The scene - composed of three grey chairs surrounded by neatly aligned pairs of women's shoes in various forms and colours - greeted spectators upon their arrival, piquing their curiosity and offering a first taste of the unexpected that was to come.

Former Theater L.U.S.T. cast member, Nathalie Jacoby, and Luxembourg-based London Academy of Music and Dramatic Arts teacher, Rhona Richards, then took to the stage, clad in black, presumably a sartorial blank canvas to facilitate their metamorphosis into a smorgasbord of characters of different origins, opinions and eras.

Prior to starting, the two female performers explained that the objective behind the show was to explore space, both in terms of physicality and ideas. The audience were attributed a significant amount of power in this latter aspect, asked for suggestions for a landscape (resulting in "seaside"); something you hold in your hands ("apple" and "crystal ball"); a period in history ("the Cold War"); and something you wear ("a sarong").

This wonderful interactive aspect of improvisation saw these small ideas snowball into full-blown characters and storylines: a love-shy accidental exhibitionist; a fractured mother-daughter relationship; a rose-smelling princess with hayfever; a queen undergoing an identity crisis; and a fed-up fortune teller.

Another factor of spontaneous theatre involves the performers playing off each other's words and movements - a primary feature of the process which is by contrast discernible in the subtlest of actions. Nathalie Jacoby's quick-thinking used a technical problem with the lighting to her advantage as a joke about "living in the shadows", whilst Rhona Richards' storyteller character narrating Jacoby's fairytale princess to "sing sweetly" earned the former a resentful look from the latter and, consequently, big laughs from the audience.

These details are testament of the acting capabilities of both Jacoby and Richards, as well as the perceptive and nimble skills of improvising musician Peter Corser, whose deft use of songs and sound effects accentuated each scene and earned the appreciation and amusement of the audience.

It was also no small feat to make the show topical, which, taking place in the aftermath of the results of the UK-EU referendum, was unsurprisingly evoked through jokes at the expense of the so-called "Brexit", with two characters throwing a party to celebrate Boris Johnson's win struggling to come up with non-EU sourced food and drink items to provide for it.

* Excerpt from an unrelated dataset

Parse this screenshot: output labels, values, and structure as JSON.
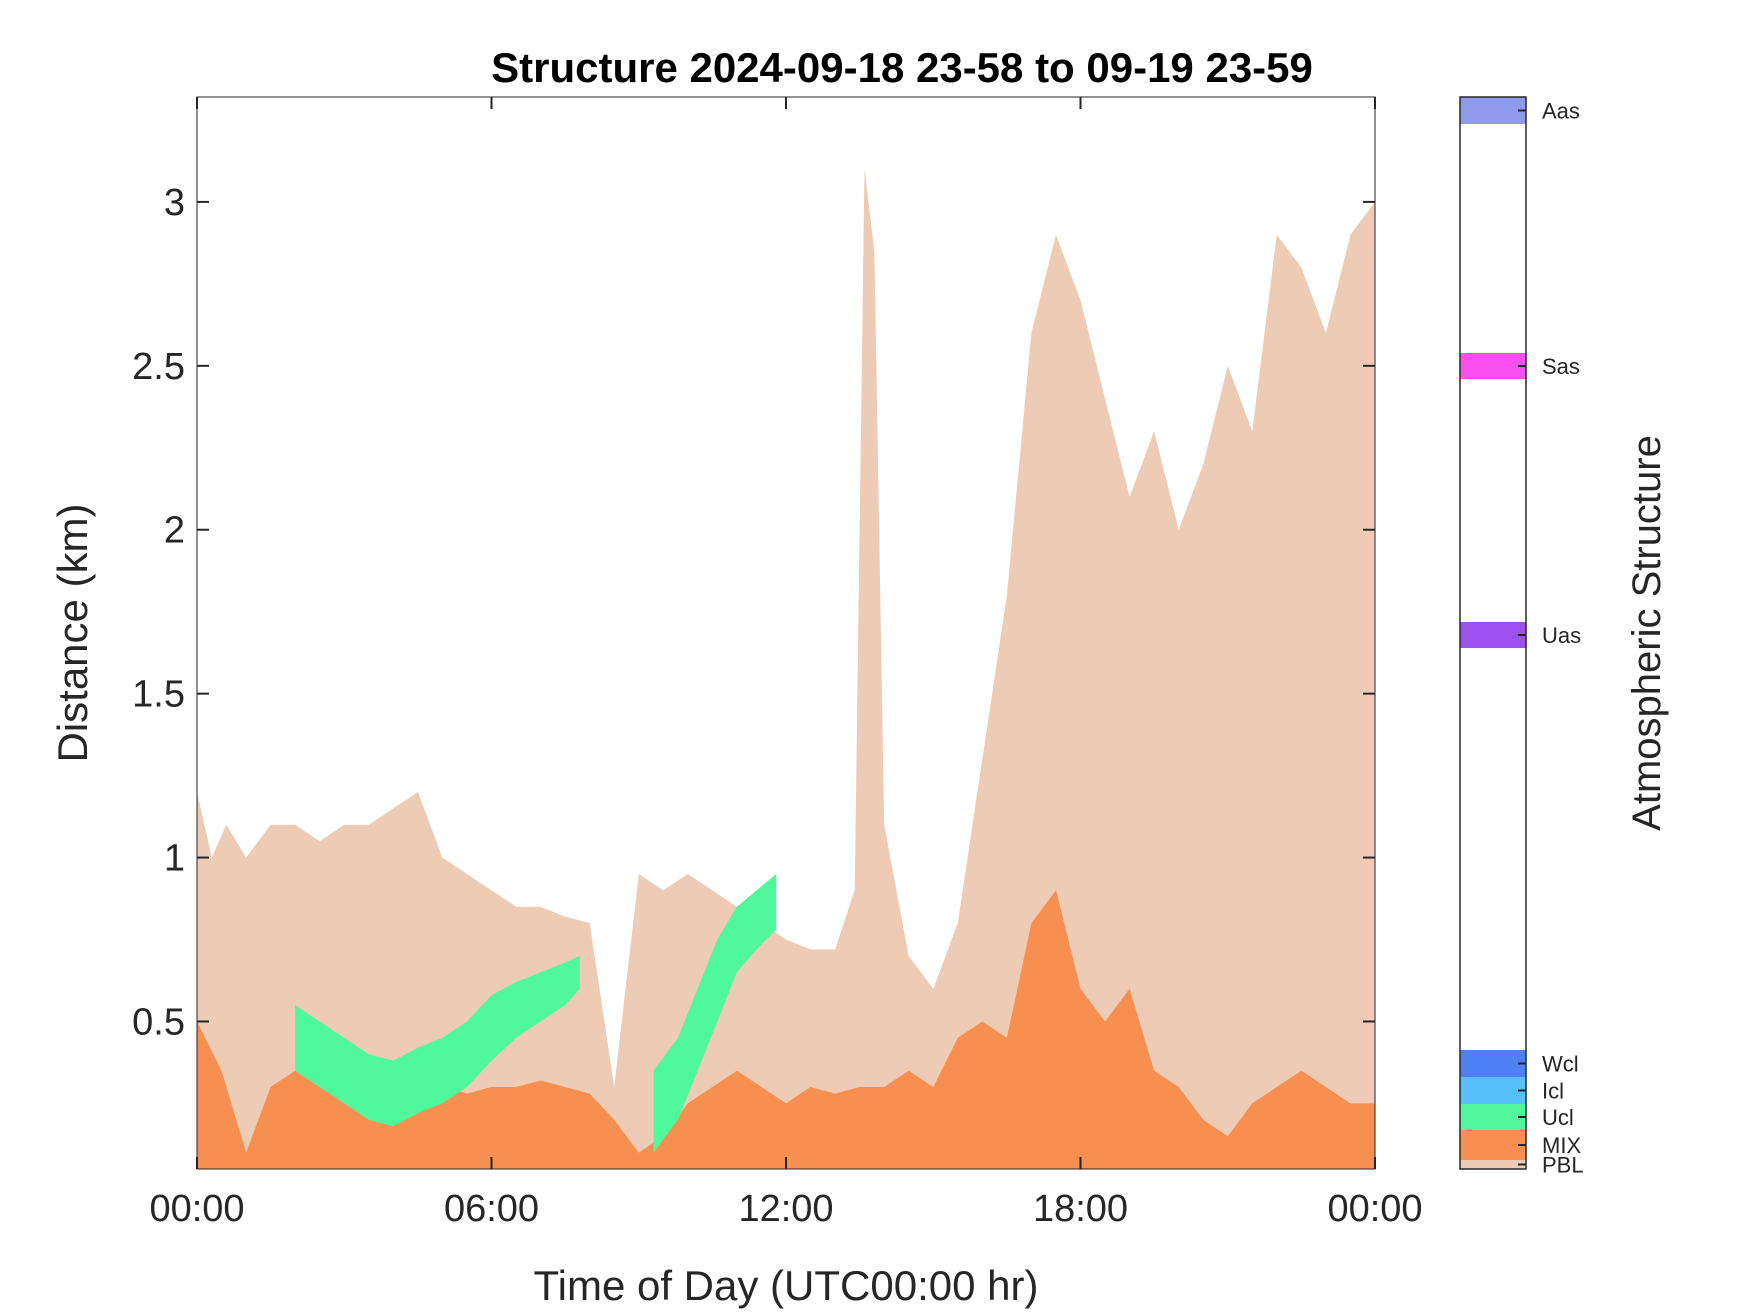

The concept, co-developed by Nathalie Jacoby and Story in Motion Project Executive Director and Producer Timothy Lone, was overall well-received by its spectators. Its parting words, "the fist is mightier than the finger", delivered with a startled look even from their speaker, is indicative of the twists and turns that improvisation brings to the fold and the surprises in store for the performers and the public alike.